A variant using modern glasses
Could this lens be replicated, say for a hypothetical project to make a simple 5x7 sheet film box camera, using currently available optical glasses?
One of the historical Jena glasses, first listed in the 1888 catalog supplement, No. 56 O.381 Dispersive Crown, is within the range of refractive index and dispersion specified in Schröder's patent. The closest modern equivalent is Schott N-KF9.
For the other glass in the new lens, several types from Schott, Ohara and others fall within the range that Schröder gave. The glass used here, N-SK16, is a bit outside that nineteenth century range of values. N-SK16 isn't a very durable glass, and so should have a hard anti-reflective coating.
My unconcentric variant with RoHS glasses, with the same 60 degree field of view:
Old and new lens formulas
Schröder's formula is more compact than mine, for the same focal length and only slightly smaller aperture, f/20. Why is this so much larger? First, because I'm a complete amateur at this. But among other things, moving the stop gives better correction but increases the diameter of the front elements.
It's still relatively small and light. People usually use f/22 or f/32 with view camera lenses, and this one doesn't need to be fast enough to show a focusing image on a ground glass. The original lens would be about 18mm (0.7 inch) in diameter for a 185mm focal length f/27 lens, and the new lens would be about 28mm (1.1 inches).
The original is completely symmetrical. My variant is symmetrical except that the stop isn't in the center. It also departs from concentricity.
These diagrams show wavelengths from 405nm (violet) to 644nm (red).
This false-color diagram plots the total light of all colors hitting any one point. It's a purely geometric figure and doesn't show the effects of diffraction.
The on-axis geometric spot, shown above, is surrounded by a dashed circle showing the size of the Airy disk in green light at f/19 — about 0.024 mm in diameter. This is the diffraction spot that corresponds to a perfectly small geometrical spot. (Note: This figure earlier mistakenly showed a dashed circle of 0.04mm instead of 0.024mm.)

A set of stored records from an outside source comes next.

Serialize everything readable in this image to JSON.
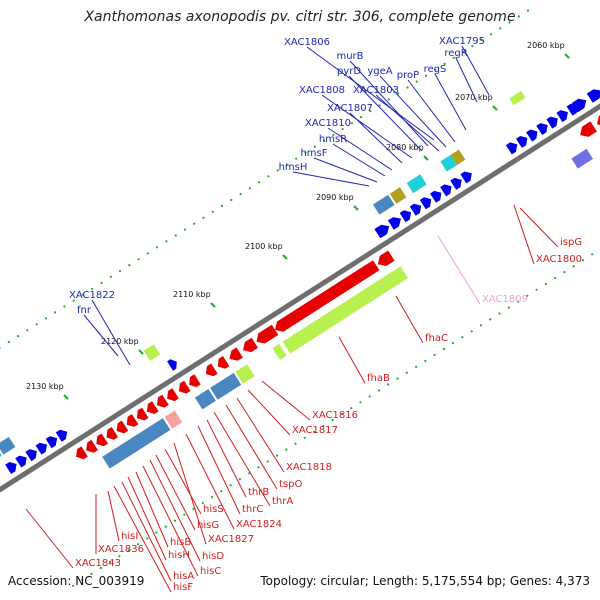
{
  "title": "Xanthomonas axonopodis pv. citri str. 306, complete genome",
  "footer": {
    "accession": "Accession: NC_003919",
    "topology": "Topology: circular; Length: 5,175,554 bp; Genes: 4,373"
  },
  "colors": {
    "backbone": "#6e6e6e",
    "forward_gene": "#0000e6",
    "reverse_gene": "#e60000",
    "forward_label": "#1e28b4",
    "reverse_label": "#d21e1e",
    "pink_label": "#f4a0c8",
    "tick": "#22aa22",
    "cyan": "#20d0d8",
    "steelblue": "#4a86c0",
    "olive": "#b0a020",
    "lightgreen": "#b8f050",
    "lightred": "#f8a0a0",
    "purple": "#7070e0",
    "grey": "#b8b8b8"
  },
  "ticks": [
    "2060 kbp",
    "2070 kbp",
    "2080 kbp",
    "2090 kbp",
    "2100 kbp",
    "2110 kbp",
    "2120 kbp",
    "2130 kbp"
  ],
  "forward_labels": [
    "XAC1795",
    "regR",
    "XAC1806",
    "murB",
    "pyrD",
    "ygeA",
    "proP",
    "regS",
    "XAC1808",
    "XAC1803",
    "XAC1807",
    "XAC1810",
    "hmsR",
    "hmsF",
    "hmsH",
    "XAC1822",
    "fnr"
  ],
  "reverse_labels": [
    "ispG",
    "XAC1800",
    "fhaC",
    "fhaB",
    "XAC1816",
    "XAC1817",
    "XAC1818",
    "tspO",
    "thrA",
    "thrB",
    "thrC",
    "XAC1824",
    "XAC1827",
    "hisS",
    "hisG",
    "hisD",
    "hisC",
    "hisB",
    "hisH",
    "hisA",
    "hisF",
    "hisI",
    "XAC1836",
    "XAC1843"
  ],
  "pink_labels": [
    "XAC1809"
  ]
}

These false-color diagrams represent off-axis geometrical image spots (neglecting diffraction) from 3.3 degrees to 30 degrees away from the center of the image. On film, spots more than about 10 degrees from the axis would begin to be a bit larger than the minimum size spot shown by the dashed outline above. Spots in the corners of the frame, 30 degrees from the axis, would be noticeably blurrier:
These charts show X and Y (tangential and sagittal) slices through each of the image spots shown above:
This "flat" diagram shows light of different wavelengths combining to make up each spot. (In this case, one dot near the center might represent many rays on top of one another.)

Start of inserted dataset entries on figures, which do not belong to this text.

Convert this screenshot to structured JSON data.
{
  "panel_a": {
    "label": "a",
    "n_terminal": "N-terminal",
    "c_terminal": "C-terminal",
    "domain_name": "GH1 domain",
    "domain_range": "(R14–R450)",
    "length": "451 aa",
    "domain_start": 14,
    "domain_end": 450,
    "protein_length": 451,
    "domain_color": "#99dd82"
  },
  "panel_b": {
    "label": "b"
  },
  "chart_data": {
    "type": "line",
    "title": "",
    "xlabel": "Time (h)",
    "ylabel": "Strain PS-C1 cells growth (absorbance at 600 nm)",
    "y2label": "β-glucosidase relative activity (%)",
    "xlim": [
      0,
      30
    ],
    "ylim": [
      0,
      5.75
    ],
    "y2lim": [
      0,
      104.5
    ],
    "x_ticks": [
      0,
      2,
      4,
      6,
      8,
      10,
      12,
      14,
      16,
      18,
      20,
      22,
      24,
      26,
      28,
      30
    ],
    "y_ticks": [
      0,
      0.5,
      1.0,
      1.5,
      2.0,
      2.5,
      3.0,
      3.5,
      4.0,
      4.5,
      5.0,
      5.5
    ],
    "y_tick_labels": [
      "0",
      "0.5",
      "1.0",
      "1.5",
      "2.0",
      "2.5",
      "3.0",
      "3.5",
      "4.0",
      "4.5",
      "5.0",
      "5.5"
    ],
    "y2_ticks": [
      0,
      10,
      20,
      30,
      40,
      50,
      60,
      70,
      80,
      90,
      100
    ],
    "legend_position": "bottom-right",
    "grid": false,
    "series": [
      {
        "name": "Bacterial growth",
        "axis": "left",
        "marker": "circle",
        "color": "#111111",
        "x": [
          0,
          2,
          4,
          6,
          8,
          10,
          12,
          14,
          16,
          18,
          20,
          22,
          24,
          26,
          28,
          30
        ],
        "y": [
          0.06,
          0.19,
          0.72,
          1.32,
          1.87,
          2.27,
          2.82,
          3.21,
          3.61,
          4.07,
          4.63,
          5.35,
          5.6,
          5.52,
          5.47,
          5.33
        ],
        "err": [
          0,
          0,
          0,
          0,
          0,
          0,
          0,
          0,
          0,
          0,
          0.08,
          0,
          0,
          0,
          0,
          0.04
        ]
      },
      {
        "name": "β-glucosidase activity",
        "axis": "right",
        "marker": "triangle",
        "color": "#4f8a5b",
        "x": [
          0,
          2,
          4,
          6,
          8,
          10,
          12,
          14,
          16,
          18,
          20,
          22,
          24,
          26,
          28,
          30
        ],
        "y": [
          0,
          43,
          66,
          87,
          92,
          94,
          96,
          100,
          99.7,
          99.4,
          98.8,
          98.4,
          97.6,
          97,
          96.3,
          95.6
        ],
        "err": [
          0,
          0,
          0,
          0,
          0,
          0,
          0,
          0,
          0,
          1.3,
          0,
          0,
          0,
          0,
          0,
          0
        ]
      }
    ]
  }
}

Resolution and Contrast (MTF):
This modulation transfer function graph shows how much contrast is preserved in the image, compared to the original being photographed, at several different finenesses of detail (here 10, 20, and 40 line pairs per millimeter at the focal plane). “0.50” means 50% contrast, etc.
Detail at 10 line pairs/mm is reproduced with a little over 80% contrast, but detail at 40 lp/mm is reproduced with only about 40% contrast. Beyond that, finer and finer detail is reproduced at lower and lower contrast, because of the effects of lens abberations and diffraction. Finally, past the diffraction limit, everything becomes a fuzzy detail-less blur.
The diffraction limit (Rayleigh limit at 9% contrast) for any f/19 lens is about 79 line pairs/mm in green light.
MTF at 10, 20 and 40 lp/mm — lens image in air, neglecting manufacturing tolerances, etc.:
MTF at the center of the image (0 degrees), about 3/4 of the way out to the corners (22 degrees), and in the corners (30 degrees). The red line approximately corresponds to the diffraction limit at 9% contrast:
Distortion is greater, at 0.33%, than in the original (which Beltrando gives as 0.08%).
Standard filters (colored borosilicate glass) of 2.5mm or 3mm thickness, placed 1 or 2mm in front of the lens, should have no noticeable effect on image quality.
The lens is designed to focus at infinity. It retains good sharpness at distances down to about 1 meter, but becomes less sharp at 500mm and closer focusing distances.